Hi,
I need a good source to understand the derivation for cut-off frequency, relation of input to output by Kirchoff's laws and what is meant exactly by the impulse response of the amplifier (providing it is not made of a simple unity gain buffer).

What theories are behind it so I can go through them?


thanks

 

I found this app note attached but I can't figure out the part highlighted in red.

also in the first part Vi and Vo are considered as grounds in for the ac signal, but considering an ideal op amp, why isn't Z2 and Z3 considered in series for deriving eqn 1.(only z2) (providing op amp have infinite input impedance)

 

the analysis assumes that opamp is ideal. that means:
- no current flows in or out of inputs and
- voltage difference between inputs is zero.

using first assumption:

current through Z2 is

(Vf-Vp)/Z2

current through Z3 is

Vp/Z3

because there is no current in or out of opamp input, those two currents must be same:

(Vf-Vp)/Z2=Vp/Z3

if you separate variables Vp and Vf, you get form as KCL at Vp in the example:
Vf/Z2=Vp(1/Z2+1/Z3)


the other way is to use voltage divider:

Vp=Vf*Z3/(Z2+Z3)

rewrite in terms of Vf to get
Vf=Vp(Z2+Z3)/Z3

which is the same thing...

 

To make a sharp cutoff (instead of a droopy cutoff), a Sallen-Key filter uses some positive feedback to boost the -6dB level at the cutoff frequency of the two RC filters to -3dB. The positive feedback makes the filter ring a little at the cutoff frequency.

 

I'm assuming this is to get rid of your current source oscillation mentioned in this thread. As I said in post #24, your current source will probably not put out the correct average current when it is oscillating (it didn't in simulation). Did you try putting the series combination of 100nF and 100Ω in parallel with the inductor to kill the oscillation?

 

Hi Ron thanks for you interest but this is not for the same application I will try it out in practice after the Easter recess at school since I do not have access to a scope.

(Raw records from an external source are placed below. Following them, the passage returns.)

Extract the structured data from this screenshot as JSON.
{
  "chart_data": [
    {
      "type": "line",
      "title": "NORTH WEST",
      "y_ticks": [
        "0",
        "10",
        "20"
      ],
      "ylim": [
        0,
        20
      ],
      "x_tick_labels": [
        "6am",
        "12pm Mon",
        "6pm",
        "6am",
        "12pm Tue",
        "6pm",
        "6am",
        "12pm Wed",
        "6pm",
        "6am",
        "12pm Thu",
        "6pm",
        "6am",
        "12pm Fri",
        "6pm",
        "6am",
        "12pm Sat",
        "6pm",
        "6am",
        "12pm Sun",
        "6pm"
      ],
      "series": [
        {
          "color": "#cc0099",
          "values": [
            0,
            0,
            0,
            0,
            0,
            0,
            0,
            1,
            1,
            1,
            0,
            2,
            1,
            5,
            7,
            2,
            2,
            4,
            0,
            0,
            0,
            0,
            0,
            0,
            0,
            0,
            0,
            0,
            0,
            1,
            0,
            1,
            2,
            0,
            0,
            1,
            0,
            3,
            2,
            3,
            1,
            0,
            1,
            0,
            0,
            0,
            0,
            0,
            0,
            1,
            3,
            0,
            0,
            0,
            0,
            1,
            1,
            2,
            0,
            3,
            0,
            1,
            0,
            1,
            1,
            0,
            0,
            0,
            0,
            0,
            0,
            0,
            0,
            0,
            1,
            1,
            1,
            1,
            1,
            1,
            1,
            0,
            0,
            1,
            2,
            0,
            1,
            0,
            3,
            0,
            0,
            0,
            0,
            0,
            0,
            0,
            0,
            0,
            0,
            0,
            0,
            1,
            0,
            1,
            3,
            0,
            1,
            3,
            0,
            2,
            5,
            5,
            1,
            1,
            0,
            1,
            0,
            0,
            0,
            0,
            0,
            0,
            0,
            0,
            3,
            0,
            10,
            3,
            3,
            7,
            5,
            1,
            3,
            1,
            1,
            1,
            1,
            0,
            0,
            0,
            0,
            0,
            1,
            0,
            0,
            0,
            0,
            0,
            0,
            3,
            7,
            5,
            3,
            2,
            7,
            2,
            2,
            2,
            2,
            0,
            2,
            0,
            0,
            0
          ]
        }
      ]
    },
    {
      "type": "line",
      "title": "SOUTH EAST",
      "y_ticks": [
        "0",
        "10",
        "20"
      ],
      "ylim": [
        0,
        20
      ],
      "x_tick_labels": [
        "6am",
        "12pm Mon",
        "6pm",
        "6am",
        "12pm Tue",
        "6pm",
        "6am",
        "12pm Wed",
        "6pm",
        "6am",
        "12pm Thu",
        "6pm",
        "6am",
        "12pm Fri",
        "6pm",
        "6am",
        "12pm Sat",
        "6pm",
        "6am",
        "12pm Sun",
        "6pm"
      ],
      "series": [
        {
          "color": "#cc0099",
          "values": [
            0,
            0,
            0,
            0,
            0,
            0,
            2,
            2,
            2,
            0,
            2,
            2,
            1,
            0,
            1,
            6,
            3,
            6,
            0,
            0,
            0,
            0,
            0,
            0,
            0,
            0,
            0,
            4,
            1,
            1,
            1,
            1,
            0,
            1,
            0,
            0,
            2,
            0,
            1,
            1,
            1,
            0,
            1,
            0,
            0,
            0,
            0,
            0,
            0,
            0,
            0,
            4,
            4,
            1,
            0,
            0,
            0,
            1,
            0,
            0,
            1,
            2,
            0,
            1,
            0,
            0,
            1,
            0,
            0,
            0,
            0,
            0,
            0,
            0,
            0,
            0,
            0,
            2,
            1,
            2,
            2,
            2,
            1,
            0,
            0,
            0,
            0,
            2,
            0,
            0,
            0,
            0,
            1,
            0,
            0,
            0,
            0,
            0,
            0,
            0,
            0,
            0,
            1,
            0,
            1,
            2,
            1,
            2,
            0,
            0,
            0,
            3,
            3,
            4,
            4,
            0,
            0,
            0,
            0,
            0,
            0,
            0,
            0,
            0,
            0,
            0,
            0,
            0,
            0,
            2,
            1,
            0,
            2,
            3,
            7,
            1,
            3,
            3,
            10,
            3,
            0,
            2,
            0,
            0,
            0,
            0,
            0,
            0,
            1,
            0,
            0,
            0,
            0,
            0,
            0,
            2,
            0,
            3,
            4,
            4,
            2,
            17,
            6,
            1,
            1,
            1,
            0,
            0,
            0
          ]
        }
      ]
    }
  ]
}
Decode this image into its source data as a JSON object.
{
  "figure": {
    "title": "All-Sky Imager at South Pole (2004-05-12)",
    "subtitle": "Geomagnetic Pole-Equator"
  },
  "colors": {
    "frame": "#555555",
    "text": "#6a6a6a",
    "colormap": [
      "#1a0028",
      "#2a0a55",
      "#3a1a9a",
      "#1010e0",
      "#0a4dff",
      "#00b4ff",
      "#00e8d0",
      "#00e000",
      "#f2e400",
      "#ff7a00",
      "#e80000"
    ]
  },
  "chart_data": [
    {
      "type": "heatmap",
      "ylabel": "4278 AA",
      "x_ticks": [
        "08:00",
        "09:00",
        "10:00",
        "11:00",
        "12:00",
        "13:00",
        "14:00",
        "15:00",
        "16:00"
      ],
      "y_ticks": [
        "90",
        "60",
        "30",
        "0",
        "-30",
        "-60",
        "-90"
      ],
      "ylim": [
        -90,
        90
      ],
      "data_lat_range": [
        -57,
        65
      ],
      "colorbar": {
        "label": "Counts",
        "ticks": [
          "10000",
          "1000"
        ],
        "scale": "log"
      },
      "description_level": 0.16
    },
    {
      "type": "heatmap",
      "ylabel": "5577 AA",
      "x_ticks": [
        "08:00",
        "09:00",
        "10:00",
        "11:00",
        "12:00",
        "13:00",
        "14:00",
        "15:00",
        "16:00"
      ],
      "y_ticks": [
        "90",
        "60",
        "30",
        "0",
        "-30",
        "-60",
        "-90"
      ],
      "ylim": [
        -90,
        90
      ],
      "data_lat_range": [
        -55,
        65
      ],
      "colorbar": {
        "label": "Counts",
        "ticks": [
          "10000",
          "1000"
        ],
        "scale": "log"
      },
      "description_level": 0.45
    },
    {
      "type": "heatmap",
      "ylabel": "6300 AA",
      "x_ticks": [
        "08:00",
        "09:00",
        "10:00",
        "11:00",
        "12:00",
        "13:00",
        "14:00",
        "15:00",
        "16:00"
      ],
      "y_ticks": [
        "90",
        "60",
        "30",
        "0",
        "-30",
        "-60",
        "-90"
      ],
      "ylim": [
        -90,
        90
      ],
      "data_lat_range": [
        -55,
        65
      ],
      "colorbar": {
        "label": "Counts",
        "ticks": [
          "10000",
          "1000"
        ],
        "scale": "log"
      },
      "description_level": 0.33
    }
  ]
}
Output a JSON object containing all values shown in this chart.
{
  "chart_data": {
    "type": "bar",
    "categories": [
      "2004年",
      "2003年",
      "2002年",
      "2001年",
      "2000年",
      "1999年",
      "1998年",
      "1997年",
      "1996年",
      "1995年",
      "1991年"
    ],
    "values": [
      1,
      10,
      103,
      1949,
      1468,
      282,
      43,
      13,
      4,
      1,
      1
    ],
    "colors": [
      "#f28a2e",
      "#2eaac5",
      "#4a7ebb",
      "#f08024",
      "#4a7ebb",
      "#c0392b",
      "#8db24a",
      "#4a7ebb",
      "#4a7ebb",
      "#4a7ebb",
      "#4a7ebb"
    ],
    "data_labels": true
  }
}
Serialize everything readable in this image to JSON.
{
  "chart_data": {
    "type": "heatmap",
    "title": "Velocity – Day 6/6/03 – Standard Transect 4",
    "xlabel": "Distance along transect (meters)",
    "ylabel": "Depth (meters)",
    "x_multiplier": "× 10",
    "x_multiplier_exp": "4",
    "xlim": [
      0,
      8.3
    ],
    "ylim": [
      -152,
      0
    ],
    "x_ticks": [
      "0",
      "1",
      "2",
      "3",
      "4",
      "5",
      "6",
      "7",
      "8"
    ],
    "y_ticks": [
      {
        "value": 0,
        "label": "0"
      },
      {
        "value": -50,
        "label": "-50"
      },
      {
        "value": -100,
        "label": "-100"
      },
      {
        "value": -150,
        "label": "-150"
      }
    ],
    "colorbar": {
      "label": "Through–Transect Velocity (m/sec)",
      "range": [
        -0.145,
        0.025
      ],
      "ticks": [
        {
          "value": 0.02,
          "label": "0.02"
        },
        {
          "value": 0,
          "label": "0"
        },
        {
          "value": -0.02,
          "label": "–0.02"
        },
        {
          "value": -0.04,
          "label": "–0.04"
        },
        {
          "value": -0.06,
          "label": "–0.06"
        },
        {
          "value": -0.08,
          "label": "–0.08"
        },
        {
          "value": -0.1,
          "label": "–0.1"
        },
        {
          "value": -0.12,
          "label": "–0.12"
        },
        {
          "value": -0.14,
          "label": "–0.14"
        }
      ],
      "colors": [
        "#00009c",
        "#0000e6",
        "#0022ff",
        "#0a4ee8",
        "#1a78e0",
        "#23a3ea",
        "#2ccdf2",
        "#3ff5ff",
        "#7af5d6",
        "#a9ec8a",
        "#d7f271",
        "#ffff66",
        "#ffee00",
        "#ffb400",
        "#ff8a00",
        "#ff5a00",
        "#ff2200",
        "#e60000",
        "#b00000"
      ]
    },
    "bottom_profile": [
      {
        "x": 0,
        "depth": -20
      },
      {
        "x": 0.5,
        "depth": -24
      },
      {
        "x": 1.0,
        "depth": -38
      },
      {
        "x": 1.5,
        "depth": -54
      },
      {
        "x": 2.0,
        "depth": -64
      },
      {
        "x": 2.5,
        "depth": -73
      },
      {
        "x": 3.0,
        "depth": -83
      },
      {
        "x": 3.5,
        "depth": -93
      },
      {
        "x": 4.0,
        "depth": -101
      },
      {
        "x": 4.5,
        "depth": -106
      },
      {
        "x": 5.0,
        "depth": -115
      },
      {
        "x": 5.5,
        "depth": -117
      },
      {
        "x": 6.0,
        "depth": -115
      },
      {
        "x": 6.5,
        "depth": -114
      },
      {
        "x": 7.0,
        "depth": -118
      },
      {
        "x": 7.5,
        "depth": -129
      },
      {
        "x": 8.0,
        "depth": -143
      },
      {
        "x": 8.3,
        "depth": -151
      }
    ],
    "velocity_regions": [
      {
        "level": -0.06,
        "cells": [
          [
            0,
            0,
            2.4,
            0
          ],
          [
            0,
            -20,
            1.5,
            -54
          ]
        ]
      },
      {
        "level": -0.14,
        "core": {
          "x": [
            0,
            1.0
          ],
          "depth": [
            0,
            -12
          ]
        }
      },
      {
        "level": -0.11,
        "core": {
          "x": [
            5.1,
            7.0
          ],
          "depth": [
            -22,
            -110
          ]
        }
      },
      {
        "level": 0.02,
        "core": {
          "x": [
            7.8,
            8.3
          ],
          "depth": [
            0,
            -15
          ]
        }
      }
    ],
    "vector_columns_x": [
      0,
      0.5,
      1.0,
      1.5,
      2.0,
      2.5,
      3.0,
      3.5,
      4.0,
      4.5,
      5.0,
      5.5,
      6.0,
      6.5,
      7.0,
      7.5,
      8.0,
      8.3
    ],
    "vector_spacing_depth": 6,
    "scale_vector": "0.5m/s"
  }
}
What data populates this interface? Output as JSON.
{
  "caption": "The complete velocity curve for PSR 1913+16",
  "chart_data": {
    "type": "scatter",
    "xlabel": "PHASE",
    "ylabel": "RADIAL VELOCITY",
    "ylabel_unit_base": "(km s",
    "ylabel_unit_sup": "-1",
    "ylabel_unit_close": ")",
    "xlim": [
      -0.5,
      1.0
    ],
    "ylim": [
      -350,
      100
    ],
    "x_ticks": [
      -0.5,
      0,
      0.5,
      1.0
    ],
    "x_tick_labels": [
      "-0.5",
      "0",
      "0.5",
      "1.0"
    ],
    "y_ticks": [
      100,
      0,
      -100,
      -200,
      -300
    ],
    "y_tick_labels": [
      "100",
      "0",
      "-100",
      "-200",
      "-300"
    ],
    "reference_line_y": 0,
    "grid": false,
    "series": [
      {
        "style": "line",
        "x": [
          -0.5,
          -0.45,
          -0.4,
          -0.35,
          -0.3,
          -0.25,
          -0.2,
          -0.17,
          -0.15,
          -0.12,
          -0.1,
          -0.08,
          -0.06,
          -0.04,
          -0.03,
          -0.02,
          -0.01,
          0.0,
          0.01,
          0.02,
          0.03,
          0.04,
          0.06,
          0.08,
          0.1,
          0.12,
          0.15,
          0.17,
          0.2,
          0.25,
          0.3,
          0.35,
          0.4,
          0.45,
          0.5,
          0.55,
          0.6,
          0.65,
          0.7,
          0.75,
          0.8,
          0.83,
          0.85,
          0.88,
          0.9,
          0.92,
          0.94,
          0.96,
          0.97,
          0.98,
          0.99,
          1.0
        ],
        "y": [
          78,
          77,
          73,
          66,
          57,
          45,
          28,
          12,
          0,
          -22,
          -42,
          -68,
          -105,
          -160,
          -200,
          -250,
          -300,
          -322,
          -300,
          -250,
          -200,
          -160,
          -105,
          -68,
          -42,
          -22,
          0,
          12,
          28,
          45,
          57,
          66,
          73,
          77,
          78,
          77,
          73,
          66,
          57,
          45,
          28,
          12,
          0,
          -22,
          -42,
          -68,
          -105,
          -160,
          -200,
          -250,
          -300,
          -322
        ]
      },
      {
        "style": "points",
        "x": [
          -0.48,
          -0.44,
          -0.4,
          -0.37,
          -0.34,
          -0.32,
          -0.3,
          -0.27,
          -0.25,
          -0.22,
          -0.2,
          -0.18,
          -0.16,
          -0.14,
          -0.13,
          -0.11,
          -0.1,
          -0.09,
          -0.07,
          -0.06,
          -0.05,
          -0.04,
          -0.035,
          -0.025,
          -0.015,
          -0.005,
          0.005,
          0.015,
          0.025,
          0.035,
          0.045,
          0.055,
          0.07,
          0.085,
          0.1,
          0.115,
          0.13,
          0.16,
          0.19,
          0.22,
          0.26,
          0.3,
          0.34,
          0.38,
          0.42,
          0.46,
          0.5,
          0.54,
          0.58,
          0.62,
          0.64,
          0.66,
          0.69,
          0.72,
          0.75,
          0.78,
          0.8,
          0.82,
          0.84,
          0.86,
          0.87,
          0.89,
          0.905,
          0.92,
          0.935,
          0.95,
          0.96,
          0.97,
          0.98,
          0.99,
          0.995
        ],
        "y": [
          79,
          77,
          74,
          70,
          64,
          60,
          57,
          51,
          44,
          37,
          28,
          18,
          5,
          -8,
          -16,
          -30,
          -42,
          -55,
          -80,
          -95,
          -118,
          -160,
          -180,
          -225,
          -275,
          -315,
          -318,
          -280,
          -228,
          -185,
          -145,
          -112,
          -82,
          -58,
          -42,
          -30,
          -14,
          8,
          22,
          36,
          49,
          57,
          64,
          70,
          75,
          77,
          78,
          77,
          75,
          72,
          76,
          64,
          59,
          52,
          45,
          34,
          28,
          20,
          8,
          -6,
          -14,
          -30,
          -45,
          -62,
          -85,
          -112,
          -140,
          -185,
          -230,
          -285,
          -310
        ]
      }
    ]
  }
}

This problem was in my control systems and automation assignment and I literally have to go deep into the impulse response of this filter.

I understood all the kirchoff's part and now I getting familliar with the impulse response part.

Any one can guide me on what I should look for, will be of great help.

thanks

 

Hi Ron thanks for you interest but this is not for the same application I will try it out in practice after the Easter recess at school since I do not have access to a scope.

This problem was in my control systems and automation assignment and I literally have to go deep into the impulse response of this filter.

I understood all the kirchoff's part and now I getting familliar with the impulse response part.

Any one can guide me on what I should look for, will be of great help.

thanks

OK - never mind.

 

When you mention the ringing effect... are you refering to the cut off part in the bode plot or is it like feeding the particular cut off frequency and the attenuated output is added to some ringing??

 

The positive feedback at the cutoff frequency forms a resonant circuit that rings like a bell when the signal suddenly starts or stops. The amplitude bounces.

 

thanks for the diagrams.

So to clarify the situation: We are seeing this (ringing) at the output and for it to occur, the input signal has to contain a harmonic equal to the cutt-off frequency. When we are saying 'start' and 'stop', do we mean when this particular frequency is present at the input and when it is not? .. or is it that the first few cycles pass through until they are stopped by the filter?

 

Ringing in a Sallen-Key filter does not occur if the filter has a droppy Bessel cutoff. It occurs when the filter has a sharp Butterworth or "Shabbychev" cutoff.
It occurs with any frequency near the cutoff frequency.
It occurs if a tone near the cutoff frequency is suddenly started or stopped.

Audio crossover filters use Sallen-Key filters and the ringing is not heard.
Audiophools are purists who use a Linkwitz-Riley filter that is sort of droopy with no ringing.

 

okay intersting . how exactly is the Barkhausen satisfied?

 

The Barkhausen is satisfied because a Sallen-key filter has a low amount of positive feedback. Far lower than is needed to cause continuous oscillation. It is not unstable, it simply has a +3dB peak in its frequency response to boost the -6dB drop at the cutoff frequency caused by the two RC filters.

 

I found this app note attached but I can't figure out the part highlighted in red.

also in the first part Vi and Vo are considered as grounds in for the ac signal, but considering an ideal op amp, why isn't Z2 and Z3 considered in series for deriving eqn 1.(only z2) (providing op amp have infinite input impedance)

If you are familiar with Millman's Theorem, you will see that eq. 1 and the portion of eq. 2 that you have outlined in red are both examples of Millman's.

hgmjr

 

Hi,
after a some hours .. i managed to get something.
Can someone check my derivation. I tried to use the Conductance G to simplify things a little in the early steps.

Now I need to find the range of values of A for which the impulse response of the amplifier is not sinusoidal.